Tree#

A tree is a graph data structure with a root node and descendents called child nodes that form a hierarchy. One of the constraints of this model is that each node can only have a single parent node.

Grow a Tree#

Insert a root node and recursively split the dataset until a terminating condition is met:

public grow(Dataset $dataset) : void

Example

use Rubix\ML\Datasets\Labeled;

// Import samples and labels

$dataset = new Labeled($samples, $labels);

$tree->grow($dataset);

Properties#

Return the height of the tree i.e. the number of levels:

public height() : int

Is the tree bare?

public bare() : bool

Example

var_dump($tree->height());
var_dump($tree->bare());
int(10)

bool(false)

Destroy the Tree#

Remove the root node and its descendents from the tree:

public destroy() : void

Binary Tree#

Binary Trees are trees that are made up of nodes that have a maximum of 2 children (left and right). In machine learning, they are used to recursively split a dataset such as to learn a decision tree (a type of rule-based model) or to provide efficient nearest neighbor queries.

Balance#

Return the balance factor of the tree. A balanced tree will have a factor of 0 whereas an imbalanced tree will either be positive or negative indicating the direction and degree of the imbalance.

public balance() : int

Example

var_dump($tree->balance());
int(-1)

BST#

Binary Search Trees (BSTs) are binary tree structures that provide a fast O(log n) search API. They are used to power machine learning algorithms such as decision trees.

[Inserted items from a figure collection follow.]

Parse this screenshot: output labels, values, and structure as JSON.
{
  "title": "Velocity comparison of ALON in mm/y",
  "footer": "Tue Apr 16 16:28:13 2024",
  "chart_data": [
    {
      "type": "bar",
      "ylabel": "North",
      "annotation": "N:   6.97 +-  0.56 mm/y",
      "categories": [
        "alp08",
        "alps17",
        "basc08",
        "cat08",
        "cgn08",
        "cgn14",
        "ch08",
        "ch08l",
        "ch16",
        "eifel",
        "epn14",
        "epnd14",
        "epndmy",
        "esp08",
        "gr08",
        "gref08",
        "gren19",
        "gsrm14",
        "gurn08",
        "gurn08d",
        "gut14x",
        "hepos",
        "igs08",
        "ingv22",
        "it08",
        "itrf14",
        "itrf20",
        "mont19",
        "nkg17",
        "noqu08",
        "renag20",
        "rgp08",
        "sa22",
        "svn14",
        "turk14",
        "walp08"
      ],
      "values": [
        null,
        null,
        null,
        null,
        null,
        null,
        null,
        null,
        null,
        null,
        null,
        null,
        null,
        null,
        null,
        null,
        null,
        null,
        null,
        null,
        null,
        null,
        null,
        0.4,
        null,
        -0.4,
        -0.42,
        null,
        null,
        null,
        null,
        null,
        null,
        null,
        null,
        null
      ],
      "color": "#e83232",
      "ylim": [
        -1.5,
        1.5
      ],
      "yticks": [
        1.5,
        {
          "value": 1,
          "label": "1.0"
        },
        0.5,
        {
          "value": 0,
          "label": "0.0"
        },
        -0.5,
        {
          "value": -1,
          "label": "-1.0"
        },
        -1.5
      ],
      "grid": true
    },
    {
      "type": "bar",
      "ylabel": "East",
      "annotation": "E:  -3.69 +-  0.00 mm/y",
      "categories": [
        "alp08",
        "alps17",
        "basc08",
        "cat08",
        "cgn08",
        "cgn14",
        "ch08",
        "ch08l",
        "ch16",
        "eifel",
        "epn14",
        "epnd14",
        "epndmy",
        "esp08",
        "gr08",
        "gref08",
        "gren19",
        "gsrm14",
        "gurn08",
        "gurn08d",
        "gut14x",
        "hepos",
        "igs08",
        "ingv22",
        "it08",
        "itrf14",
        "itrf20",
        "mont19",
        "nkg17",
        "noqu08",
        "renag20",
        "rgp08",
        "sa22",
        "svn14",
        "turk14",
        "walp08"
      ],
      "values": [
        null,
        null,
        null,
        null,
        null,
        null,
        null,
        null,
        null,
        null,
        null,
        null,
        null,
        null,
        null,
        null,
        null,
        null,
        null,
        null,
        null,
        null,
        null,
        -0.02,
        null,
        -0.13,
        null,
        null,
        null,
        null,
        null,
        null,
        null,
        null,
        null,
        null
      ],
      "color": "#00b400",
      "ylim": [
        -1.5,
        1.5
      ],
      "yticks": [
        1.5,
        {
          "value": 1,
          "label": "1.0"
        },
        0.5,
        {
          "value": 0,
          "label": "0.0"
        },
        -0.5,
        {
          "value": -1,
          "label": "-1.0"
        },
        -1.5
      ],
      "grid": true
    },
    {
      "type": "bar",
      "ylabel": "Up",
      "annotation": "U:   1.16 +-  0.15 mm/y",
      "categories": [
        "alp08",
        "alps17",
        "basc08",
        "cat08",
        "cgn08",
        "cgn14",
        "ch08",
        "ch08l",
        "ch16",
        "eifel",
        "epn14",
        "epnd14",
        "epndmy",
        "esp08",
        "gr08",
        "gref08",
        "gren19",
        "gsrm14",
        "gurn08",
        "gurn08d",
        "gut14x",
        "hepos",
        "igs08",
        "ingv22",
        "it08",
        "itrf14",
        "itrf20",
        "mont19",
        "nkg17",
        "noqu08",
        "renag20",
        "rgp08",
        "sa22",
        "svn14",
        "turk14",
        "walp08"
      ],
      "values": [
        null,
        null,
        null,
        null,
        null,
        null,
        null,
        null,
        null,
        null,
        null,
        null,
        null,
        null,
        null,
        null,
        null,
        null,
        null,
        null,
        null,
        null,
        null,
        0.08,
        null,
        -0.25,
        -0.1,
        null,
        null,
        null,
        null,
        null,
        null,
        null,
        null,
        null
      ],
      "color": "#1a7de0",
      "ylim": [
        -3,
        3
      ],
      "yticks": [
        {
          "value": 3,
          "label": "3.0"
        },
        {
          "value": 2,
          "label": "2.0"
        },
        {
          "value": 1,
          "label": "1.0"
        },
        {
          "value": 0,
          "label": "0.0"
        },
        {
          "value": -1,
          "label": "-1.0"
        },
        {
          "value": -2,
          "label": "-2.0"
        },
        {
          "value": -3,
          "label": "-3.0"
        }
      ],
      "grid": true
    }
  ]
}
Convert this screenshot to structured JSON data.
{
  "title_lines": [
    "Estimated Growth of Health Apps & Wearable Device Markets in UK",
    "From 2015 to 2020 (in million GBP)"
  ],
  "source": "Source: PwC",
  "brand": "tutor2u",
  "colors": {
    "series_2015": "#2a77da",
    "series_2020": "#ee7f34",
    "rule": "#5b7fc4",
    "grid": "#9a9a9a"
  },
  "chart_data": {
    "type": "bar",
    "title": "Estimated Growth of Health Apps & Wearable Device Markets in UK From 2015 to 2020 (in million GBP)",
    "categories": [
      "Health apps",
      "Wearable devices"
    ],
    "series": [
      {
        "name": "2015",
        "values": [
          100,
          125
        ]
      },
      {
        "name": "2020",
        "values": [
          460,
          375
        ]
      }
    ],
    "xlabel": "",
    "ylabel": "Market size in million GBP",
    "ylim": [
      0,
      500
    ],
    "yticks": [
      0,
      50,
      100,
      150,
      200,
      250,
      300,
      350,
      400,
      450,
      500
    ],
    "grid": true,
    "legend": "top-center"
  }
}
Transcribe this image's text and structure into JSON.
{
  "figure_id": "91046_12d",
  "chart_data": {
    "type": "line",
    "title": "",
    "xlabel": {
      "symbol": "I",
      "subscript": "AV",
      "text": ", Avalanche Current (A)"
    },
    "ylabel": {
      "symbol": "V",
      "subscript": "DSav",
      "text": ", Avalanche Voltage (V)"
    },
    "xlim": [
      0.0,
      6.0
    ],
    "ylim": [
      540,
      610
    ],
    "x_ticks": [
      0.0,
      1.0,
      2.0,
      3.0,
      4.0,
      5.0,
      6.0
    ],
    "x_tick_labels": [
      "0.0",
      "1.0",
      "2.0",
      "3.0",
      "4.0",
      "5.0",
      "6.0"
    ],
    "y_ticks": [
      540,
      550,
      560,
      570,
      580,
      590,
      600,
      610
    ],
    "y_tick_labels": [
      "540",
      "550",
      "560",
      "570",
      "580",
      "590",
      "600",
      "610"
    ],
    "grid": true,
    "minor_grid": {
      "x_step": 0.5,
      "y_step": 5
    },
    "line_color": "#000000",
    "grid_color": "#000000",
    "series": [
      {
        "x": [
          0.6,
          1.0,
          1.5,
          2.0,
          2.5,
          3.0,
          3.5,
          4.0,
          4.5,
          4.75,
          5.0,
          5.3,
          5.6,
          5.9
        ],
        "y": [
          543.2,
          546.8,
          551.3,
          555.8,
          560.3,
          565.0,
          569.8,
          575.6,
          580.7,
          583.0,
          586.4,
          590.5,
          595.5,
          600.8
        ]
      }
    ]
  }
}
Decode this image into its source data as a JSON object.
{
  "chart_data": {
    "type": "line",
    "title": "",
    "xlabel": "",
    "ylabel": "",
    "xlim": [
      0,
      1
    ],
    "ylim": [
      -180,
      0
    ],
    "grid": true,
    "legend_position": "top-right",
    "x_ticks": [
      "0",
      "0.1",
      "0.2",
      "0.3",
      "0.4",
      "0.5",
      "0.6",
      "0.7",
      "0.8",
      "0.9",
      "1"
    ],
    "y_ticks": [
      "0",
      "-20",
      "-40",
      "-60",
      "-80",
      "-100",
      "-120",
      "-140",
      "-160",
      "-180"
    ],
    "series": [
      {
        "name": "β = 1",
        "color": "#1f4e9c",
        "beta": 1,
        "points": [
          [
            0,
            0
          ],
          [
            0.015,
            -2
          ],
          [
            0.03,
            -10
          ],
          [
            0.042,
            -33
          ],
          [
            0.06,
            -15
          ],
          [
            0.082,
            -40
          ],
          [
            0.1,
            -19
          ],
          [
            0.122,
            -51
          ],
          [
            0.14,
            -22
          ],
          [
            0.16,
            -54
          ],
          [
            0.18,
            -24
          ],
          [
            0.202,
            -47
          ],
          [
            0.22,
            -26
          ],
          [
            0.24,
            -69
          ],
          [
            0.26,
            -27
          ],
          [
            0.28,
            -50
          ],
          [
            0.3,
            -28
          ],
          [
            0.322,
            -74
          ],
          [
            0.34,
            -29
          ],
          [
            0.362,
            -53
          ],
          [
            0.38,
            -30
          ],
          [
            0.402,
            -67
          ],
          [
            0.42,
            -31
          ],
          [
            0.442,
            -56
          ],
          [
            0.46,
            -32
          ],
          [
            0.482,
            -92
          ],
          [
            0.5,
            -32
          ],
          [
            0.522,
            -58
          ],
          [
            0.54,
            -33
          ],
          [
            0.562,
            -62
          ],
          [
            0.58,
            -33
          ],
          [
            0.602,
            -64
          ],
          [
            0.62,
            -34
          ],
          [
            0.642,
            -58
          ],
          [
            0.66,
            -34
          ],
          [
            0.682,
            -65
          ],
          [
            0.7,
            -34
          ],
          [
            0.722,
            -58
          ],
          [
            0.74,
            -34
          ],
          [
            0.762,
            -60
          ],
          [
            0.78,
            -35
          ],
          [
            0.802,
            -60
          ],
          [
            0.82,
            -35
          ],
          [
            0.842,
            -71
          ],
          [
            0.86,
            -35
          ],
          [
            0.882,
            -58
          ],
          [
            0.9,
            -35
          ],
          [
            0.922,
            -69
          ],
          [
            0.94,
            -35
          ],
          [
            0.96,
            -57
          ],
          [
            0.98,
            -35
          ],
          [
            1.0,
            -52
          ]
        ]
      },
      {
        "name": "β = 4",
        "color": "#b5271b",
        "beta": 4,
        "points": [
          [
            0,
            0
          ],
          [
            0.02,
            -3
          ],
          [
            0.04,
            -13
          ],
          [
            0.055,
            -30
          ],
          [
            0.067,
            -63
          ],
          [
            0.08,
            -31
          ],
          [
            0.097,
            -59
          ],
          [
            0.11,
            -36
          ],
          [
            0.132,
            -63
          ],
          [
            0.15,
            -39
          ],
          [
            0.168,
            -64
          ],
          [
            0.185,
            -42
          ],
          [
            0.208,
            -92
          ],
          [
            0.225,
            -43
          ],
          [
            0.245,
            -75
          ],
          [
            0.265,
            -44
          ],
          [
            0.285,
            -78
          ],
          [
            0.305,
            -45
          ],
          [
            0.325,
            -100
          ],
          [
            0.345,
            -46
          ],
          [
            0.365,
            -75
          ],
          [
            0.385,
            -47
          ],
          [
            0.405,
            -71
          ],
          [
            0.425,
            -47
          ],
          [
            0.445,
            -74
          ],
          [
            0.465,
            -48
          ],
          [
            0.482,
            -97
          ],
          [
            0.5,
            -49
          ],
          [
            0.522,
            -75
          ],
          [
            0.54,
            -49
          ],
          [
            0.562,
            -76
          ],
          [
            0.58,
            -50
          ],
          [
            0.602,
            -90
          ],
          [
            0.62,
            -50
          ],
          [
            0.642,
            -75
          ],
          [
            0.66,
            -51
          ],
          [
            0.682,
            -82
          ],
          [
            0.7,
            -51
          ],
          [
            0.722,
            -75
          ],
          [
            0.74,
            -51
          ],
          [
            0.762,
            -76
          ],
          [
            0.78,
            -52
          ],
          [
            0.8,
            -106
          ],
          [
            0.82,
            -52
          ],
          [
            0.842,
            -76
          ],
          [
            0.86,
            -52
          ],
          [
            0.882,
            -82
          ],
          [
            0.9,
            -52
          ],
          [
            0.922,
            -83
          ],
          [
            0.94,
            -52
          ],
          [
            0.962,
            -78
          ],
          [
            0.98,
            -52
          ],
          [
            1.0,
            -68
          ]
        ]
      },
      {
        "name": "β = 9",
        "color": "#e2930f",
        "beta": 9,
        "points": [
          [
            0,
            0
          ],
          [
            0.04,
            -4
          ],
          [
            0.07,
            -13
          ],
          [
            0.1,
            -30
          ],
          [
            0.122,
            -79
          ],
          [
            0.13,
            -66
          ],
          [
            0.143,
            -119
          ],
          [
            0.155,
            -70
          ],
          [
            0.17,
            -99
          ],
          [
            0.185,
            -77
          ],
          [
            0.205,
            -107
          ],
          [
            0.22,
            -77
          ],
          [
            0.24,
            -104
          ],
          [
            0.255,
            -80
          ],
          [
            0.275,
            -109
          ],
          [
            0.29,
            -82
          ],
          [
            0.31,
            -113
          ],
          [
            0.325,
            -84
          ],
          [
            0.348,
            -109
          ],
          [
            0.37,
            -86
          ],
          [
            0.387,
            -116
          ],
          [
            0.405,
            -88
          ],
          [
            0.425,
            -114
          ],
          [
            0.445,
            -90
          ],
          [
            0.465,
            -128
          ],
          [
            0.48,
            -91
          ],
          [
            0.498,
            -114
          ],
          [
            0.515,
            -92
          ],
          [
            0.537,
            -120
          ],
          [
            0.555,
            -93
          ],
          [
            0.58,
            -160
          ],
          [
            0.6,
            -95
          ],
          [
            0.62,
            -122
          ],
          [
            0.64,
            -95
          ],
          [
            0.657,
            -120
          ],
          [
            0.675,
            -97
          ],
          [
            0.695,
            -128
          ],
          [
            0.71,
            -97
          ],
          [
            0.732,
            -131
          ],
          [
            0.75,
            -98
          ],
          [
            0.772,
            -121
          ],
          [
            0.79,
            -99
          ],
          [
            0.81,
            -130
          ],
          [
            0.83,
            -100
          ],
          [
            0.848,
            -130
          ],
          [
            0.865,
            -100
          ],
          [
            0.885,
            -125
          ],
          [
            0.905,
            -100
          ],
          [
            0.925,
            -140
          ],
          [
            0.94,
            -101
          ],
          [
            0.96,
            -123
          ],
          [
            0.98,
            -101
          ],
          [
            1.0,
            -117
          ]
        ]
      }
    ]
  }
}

Search the tree for a leaf node or return null if not found:

public search(array $sample) : Leaf

Spatial#

Spatial trees are constructed in such a way as to maximize performance on spatial queries such as nearest neighbor or radius searches. They do so by embedding spatial metadata within each node that enable fast search and pruning.

Nearest Neighbors#

Run a k nearest neighbors search and return the samples, labels, and distances in a 3-tuple:

public nearest(array $sample, int $k) : array;

Example

[$samples, $labels, $distances] = $tree->nearest($sample, 5);

Radius Query#

Return all samples, labels, and distances within a given radius of a sample:

public range(array $sample, float $radius) : array

Example

[$samples, $labels, $distances] = $tree->range($sample, 25.0);

Decision Tree#

A learner that induces a hierarchy of conditional control statements (called decision rules) is called a Decision Tree. A Decision Tree can be visualized as a flowchart in which each internal node represents a binary comparison on a particular feature (ex. height < 1.8288 or height >= 1.8288), and each leaf node represents the final outcome of a decision.

Search#

Search the decision tree for a leaf node and return it:

public search(array $sample) : ?Outcome

Example

$node = $tree->search($sample);

Feature Importances#

Return an array indexed by feature column that contains the normalized importance score of that feature:

public featureImportances() : array

Example

var_dump($tree->featureImpartances());
array(3) {
  [0]=> float(0)
  [1]=> float(0.46581631418525)
  [2]=> float(0.53418368581475)
}

Return a human readable text representation of the decision tree rules:

public rules() : string

Example

echo $tree->rules();
|--- Column_2 < 143.69695373
|---|--- Column_1 < 65.12118525
|---|---|--- Outcome=red Impurity=0
|---|--- Column_1 >= 65.12118525
|---|---|--- Outcome=green Impurity=0.0790621
|--- Column_2 >= 143.69695373
|---|--- Outcome=blue Impurity=0